After lodging tribunal proceedings, she made a request for disclosure of a large number of company documents under rule 31 of the Employment Tribunals (Constitution and Rules of Procedure) Regulations 2013. She argued that all the requests related to documents which she believed would be likely to show that her allegations of wrongdoing were factually true, thereby shedding light on whether or not she had been subjected to a detriment.

The company, however, argued that the requests were so broad that it would take many weeks and a great deal of expense to conduct the searches, thereby potentially putting the date for the hearing at risk.


Tribunal decision

As the objective of the rules is to enable tribunals to deal with cases fairly and justly, the judge said that she had to ensure that the parties were on an equal footing and that the claim was dealt with in a way that was proportionate to the complexity and importance of the issues. At the same time, she had to try to minimise expense and avoid delaying the hearing.

On that basis, the judge concluded that the documents sought by Ms Dodd were too extensive and of limited relevance, while others post-dated the protected disclosures. Apart from the time and expense involved in searching for the documentation, expanding the issues before the tribunal to include the question of whether the company had engaged in wrongdoing would extend the time needed for the hearing far beyond what was proportionate. In any event, the issue of wrongdoing was not relevant to whether the disclosures were in the public interest, which was the main issue. The judge therefore concluded that the disclosure was not necessary for the fair disposal of the case.

Ms Dodd appealed, arguing (among other things) that the tribunal was wrong to focus on the issue of whether her disclosures were in the public interest as opposed to whether or not the company had committed wrongdoing.


EAT decision

Dismissing most of her appeal, the EAT held that the “touchstone” in these cases was necessity. As such, applications for specific disclosure must be decided in accordance with that overriding objective, not on the basis of whether allegations of wrongdoing were factually true. Indeed, it confirmed that there was no rule of law that the issue of wrongdoing had to be decided by the tribunal when considering protected disclosure cases.

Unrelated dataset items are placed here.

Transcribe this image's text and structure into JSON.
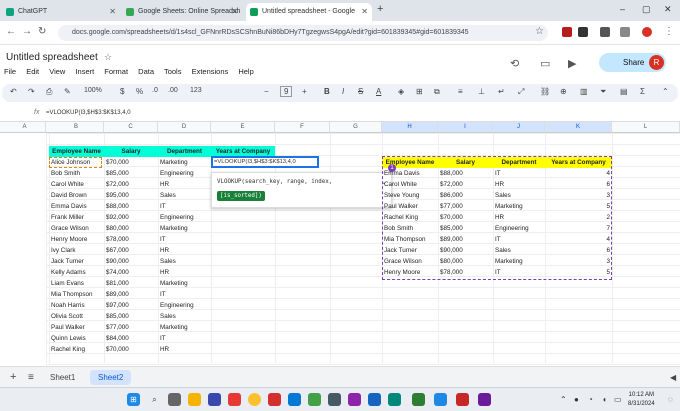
{
  "browser": {
    "tabs": [
      {
        "label": "ChatGPT"
      },
      {
        "label": "Google Sheets: Online Spreadsh"
      },
      {
        "label": "Untitled spreadsheet - Google"
      }
    ],
    "new_tab": "+",
    "url": "docs.google.com/spreadsheets/d/1s4scl_GFNnrRDsSCShnBuNi86bDHy7TgzegwsS4pgA/edit?gid=601839345#gid=601839345"
  },
  "doc": {
    "title": "Untitled spreadsheet",
    "menus": [
      "File",
      "Edit",
      "View",
      "Insert",
      "Format",
      "Data",
      "Tools",
      "Extensions",
      "Help"
    ],
    "share_label": "Share",
    "avatar_letter": "R"
  },
  "toolbar": {
    "zoom": "100%",
    "currency": "$",
    "percent": "%",
    "dec_less": ".0",
    "dec_more": ".00",
    "num_fmt": "123",
    "font_size": "9",
    "minus": "−",
    "plus": "+",
    "bold": "B",
    "italic": "I",
    "strike": "S",
    "text_color": "A"
  },
  "formula_bar": {
    "fx": "fx",
    "content": "=VLOOKUP(I3,$H$3:$K$13,4,0"
  },
  "columns": [
    "A",
    "B",
    "C",
    "D",
    "E",
    "F",
    "G",
    "H",
    "I",
    "J",
    "K",
    "L"
  ],
  "left_table": {
    "headers": [
      "Employee Name",
      "Salary",
      "Department",
      "Years at Company"
    ],
    "rows": [
      [
        "Alice Johnson",
        "$70,000",
        "Marketing"
      ],
      [
        "Bob Smith",
        "$85,000",
        "Engineering"
      ],
      [
        "Carol White",
        "$72,000",
        "HR"
      ],
      [
        "David Brown",
        "$95,000",
        "Sales"
      ],
      [
        "Emma Davis",
        "$88,000",
        "IT"
      ],
      [
        "Frank Miller",
        "$92,000",
        "Engineering"
      ],
      [
        "Grace Wilson",
        "$80,000",
        "Marketing"
      ],
      [
        "Henry Moore",
        "$78,000",
        "IT"
      ],
      [
        "Ivy Clark",
        "$67,000",
        "HR"
      ],
      [
        "Jack Turner",
        "$90,000",
        "Sales"
      ],
      [
        "Kelly Adams",
        "$74,000",
        "HR"
      ],
      [
        "Liam Evans",
        "$81,000",
        "Marketing"
      ],
      [
        "Mia Thompson",
        "$89,000",
        "IT"
      ],
      [
        "Noah Harris",
        "$97,000",
        "Engineering"
      ],
      [
        "Olivia Scott",
        "$85,000",
        "Sales"
      ],
      [
        "Paul Walker",
        "$77,000",
        "Marketing"
      ],
      [
        "Quinn Lewis",
        "$84,000",
        "IT"
      ],
      [
        "Rachel King",
        "$70,000",
        "HR"
      ]
    ]
  },
  "active_cell_text": "=VLOOKUP(I3,$H$3:$K$13,4,0",
  "tooltip": {
    "signature": "VLOOKUP(search_key, range, index,",
    "optional": "[is_sorted])",
    "chevron": "⌄"
  },
  "right_table": {
    "headers": [
      "Employee Name",
      "Salary",
      "Department",
      "Years at Company"
    ],
    "rows": [
      [
        "Emma Davis",
        "$88,000",
        "IT",
        "4"
      ],
      [
        "Carol White",
        "$72,000",
        "HR",
        "6"
      ],
      [
        "Steve Young",
        "$86,000",
        "Sales",
        "3"
      ],
      [
        "Paul Walker",
        "$77,000",
        "Marketing",
        "5"
      ],
      [
        "Rachel King",
        "$70,000",
        "HR",
        "2"
      ],
      [
        "Bob Smith",
        "$85,000",
        "Engineering",
        "7"
      ],
      [
        "Mia Thompson",
        "$89,000",
        "IT",
        "4"
      ],
      [
        "Jack Turner",
        "$90,000",
        "Sales",
        "6"
      ],
      [
        "Grace Wilson",
        "$80,000",
        "Marketing",
        "3"
      ],
      [
        "Henry Moore",
        "$78,000",
        "IT",
        "5"
      ]
    ]
  },
  "ref_badge": "1",
  "sheets": [
    "Sheet1",
    "Sheet2"
  ],
  "active_sheet": "Sheet2",
  "clock": {
    "time": "10:12 AM",
    "date": "8/31/2024"
  },
  "colors": {
    "cyan_header": "#00ffd7",
    "yellow_header": "#ffff00",
    "accent": "#1a73e8",
    "share_bg": "#c2e7ff"
  }
}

Instead, an application for specific disclosure of documents that will purportedly show whether allegations of wrongdoing were true must be supported by reasoned argument, setting out why the disclosure is both sufficiently relevant to an issue in the case and necessary to the fair determination of those issues.

Applying those principles in this case, the tribunal was, therefore, right for the most part to reject Ms Dodd’s specific disclosure application. However, certain of the requests relating to alleged furlough-grant fraud warranted further consideration as to whether they might, at least partially, have been justified. The appeal was therefore allowed in respect of those requests only.